A Replicate model and ComfyUI workflow to allow for more chaotic and interesting image generation with the same prompt:
https://replicate.com/fofr/sd3-with-chaos
You need to load the workflow_ui.json
workflow.
You'll also need the following custom nodes. You do not need to fix them to specific commits, but these commits are versions that will definitely work:
- Fannovel16/comfyui_controlnet_aux @
8e51eb3
- cubiq/ComfyUI_essentials @
5f1fc52
- WASasquatch/was-node-suite-comfyui @
72290fc
- Derfuu/Derfuu_ComfyUI_ModdedNodes @
5c93bd1
You also need to download your SD3 medium model from HuggingFace and place it in the models
folder:
https://huggingface.co/stabilityai/stable-diffusion-3-medium
You can read the Replicate guide to SD3 to help decide which safetensors file to use.
When generating image after image with SD3 I noticed that many of the images all looked very similar. Unless you varied your prompt, you would often see the same colors, lighting and composition.
See this post on X for an example:
https://x.com/fofrAI/status/1803361105613373535
While trying to improve the variability of the images I generated, I found that if I provided an init image with a high denoise value then it would loosen up the generation and I would begin to see more variation. I riffed on this idea to make a generic workflow.
When creating the init image the workflow will:
- pick a random prompt to determine a base color (either a color, color palette or color combination)
- combine this with a "random, abstract" prompt to get varied coloring and shapes
- append the given image prompt, to maintain colors if they have been prompted for (and to give an initial shape)
This becomes:
[color part of prompt], [abstract part of prompt], [given prompt]

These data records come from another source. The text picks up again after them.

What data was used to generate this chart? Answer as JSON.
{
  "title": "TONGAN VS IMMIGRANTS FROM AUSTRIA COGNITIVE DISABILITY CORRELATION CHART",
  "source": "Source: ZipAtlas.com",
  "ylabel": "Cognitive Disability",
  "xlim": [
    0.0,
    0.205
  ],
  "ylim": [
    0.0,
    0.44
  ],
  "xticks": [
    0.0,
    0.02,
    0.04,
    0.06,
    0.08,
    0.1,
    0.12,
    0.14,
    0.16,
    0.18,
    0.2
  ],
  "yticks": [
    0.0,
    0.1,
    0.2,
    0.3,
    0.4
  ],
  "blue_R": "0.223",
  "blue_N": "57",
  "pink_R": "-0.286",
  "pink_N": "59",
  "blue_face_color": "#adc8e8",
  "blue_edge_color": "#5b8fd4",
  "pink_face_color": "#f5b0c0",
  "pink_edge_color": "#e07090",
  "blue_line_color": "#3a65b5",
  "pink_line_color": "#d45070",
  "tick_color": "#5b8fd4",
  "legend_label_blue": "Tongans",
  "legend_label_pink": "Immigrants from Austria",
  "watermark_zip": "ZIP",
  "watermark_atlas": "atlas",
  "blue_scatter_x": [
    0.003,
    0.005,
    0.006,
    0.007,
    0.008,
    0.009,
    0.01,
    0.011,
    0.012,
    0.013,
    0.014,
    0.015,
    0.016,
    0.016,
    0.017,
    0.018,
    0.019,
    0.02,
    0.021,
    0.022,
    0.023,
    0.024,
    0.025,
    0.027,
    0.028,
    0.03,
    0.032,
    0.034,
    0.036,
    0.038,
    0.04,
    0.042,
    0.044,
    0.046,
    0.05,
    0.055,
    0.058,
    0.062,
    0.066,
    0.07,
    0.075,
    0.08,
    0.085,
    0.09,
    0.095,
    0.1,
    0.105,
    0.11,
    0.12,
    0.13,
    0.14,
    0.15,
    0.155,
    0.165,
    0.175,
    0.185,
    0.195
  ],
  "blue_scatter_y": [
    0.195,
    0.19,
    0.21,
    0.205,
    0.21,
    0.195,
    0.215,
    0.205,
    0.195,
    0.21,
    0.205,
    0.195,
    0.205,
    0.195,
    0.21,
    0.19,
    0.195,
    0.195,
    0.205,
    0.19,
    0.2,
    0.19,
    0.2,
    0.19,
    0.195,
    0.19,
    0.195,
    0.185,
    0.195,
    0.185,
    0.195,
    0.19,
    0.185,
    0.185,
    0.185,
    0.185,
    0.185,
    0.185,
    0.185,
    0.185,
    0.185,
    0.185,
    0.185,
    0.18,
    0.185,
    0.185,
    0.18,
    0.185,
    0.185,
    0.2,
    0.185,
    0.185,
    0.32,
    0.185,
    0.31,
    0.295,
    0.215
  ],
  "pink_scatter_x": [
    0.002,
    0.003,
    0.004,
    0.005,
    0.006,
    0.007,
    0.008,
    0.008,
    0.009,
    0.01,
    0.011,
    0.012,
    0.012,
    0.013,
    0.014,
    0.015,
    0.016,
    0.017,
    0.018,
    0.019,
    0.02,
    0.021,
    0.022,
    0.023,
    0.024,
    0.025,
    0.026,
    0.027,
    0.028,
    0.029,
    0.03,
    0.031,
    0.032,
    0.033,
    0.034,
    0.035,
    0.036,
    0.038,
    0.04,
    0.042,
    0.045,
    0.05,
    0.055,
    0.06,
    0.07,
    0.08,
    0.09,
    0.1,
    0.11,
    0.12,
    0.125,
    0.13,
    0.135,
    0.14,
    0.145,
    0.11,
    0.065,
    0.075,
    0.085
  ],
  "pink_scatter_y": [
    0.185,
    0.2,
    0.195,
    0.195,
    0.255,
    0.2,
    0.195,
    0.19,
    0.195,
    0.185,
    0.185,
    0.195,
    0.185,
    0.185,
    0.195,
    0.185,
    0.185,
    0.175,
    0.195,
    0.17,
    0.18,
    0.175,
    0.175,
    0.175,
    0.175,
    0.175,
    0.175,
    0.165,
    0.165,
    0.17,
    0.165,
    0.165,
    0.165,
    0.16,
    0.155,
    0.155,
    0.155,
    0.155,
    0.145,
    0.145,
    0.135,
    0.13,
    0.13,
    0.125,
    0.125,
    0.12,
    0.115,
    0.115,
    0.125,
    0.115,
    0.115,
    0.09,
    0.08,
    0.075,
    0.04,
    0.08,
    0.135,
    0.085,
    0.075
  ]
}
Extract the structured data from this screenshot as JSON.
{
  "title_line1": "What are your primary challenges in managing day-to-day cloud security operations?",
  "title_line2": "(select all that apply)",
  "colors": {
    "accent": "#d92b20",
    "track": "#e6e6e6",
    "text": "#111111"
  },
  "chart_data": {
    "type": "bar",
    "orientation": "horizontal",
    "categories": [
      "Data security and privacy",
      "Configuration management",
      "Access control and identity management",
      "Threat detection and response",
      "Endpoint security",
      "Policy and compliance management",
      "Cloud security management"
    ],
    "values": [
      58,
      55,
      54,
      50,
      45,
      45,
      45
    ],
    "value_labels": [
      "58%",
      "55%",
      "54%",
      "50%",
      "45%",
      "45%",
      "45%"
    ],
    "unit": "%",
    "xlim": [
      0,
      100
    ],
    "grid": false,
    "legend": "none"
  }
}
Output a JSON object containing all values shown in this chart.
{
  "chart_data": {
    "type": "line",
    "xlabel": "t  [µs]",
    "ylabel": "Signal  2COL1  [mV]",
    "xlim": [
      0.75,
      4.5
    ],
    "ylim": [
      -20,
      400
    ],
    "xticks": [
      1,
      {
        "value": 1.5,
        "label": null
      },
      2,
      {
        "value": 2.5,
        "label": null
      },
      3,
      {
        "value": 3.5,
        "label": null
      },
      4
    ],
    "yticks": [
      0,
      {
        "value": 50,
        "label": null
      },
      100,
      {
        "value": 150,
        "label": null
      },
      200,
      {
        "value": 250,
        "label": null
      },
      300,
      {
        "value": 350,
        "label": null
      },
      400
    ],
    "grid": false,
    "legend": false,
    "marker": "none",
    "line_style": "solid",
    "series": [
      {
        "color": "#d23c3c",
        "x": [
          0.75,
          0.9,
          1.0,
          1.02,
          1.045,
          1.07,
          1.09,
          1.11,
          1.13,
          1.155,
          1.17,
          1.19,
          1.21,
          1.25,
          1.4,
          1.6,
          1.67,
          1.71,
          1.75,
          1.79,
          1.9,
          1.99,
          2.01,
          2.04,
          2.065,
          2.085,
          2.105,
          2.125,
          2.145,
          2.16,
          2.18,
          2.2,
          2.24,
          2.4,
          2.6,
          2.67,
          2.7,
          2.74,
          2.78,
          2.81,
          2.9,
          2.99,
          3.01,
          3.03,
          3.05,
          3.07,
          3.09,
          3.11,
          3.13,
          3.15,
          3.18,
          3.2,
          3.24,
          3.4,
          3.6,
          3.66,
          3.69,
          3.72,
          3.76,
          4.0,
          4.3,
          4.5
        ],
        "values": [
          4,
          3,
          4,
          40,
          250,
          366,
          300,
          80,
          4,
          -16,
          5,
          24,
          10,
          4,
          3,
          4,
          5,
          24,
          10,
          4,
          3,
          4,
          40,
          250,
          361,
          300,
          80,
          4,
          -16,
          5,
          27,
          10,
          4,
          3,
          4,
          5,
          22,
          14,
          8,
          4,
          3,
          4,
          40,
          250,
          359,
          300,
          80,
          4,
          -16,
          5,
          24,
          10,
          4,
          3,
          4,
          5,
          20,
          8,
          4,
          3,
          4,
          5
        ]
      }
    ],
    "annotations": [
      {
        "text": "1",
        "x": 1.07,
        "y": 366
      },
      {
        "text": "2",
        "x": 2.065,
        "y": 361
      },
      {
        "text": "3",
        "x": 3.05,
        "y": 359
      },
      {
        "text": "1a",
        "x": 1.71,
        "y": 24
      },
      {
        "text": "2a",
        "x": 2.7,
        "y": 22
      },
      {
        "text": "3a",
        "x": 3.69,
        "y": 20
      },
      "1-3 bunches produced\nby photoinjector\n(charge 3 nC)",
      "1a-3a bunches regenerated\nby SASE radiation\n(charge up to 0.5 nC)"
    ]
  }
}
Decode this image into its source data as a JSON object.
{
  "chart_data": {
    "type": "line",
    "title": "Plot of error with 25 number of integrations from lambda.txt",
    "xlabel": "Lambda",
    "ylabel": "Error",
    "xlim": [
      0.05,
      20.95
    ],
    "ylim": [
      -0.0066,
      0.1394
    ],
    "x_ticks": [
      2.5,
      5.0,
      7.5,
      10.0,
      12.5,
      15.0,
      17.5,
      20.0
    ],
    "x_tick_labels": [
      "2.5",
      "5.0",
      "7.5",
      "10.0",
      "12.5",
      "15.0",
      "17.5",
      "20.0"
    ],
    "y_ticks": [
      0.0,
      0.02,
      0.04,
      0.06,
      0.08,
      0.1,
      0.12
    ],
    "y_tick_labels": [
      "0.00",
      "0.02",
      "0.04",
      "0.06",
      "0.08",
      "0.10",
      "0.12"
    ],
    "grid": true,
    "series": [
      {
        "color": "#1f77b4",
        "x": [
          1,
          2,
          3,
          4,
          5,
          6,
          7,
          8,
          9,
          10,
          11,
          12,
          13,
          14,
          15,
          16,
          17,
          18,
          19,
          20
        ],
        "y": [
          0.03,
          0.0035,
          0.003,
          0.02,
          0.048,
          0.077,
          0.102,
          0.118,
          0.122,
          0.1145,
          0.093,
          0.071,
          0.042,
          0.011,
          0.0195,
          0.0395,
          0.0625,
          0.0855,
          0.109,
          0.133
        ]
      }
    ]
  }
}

The final prompt might look something like:
hazy silver and soft turquoise, argent, 3d structures, random arrangement, abstract art, solid color, a variety of things, structures, solid shapes, very interesting, a landscape photo of a snowy mountain scene
We do not want to slow down the generation, so the init image is then generated with just 3 steps. Low step outputs from SD3 are already vibrant, but to improve the effect a high CFG is used. It gives a high contrast and colorful init image.
To avoid VAE artefacts from appearing in the final output via image-to-image, the init image is blurred before continuing.
This init image is then passed to the main SD3 model, which is run with a low CFG (default of 3.5). The randomness is then varied by changing the denoise strength. At 1.0 it is disabled, values between 0.90 and 0.99 are enough to vary the outputs. Going lower than 0.9 and the image can begin to appear blurry or show VAE artefacts.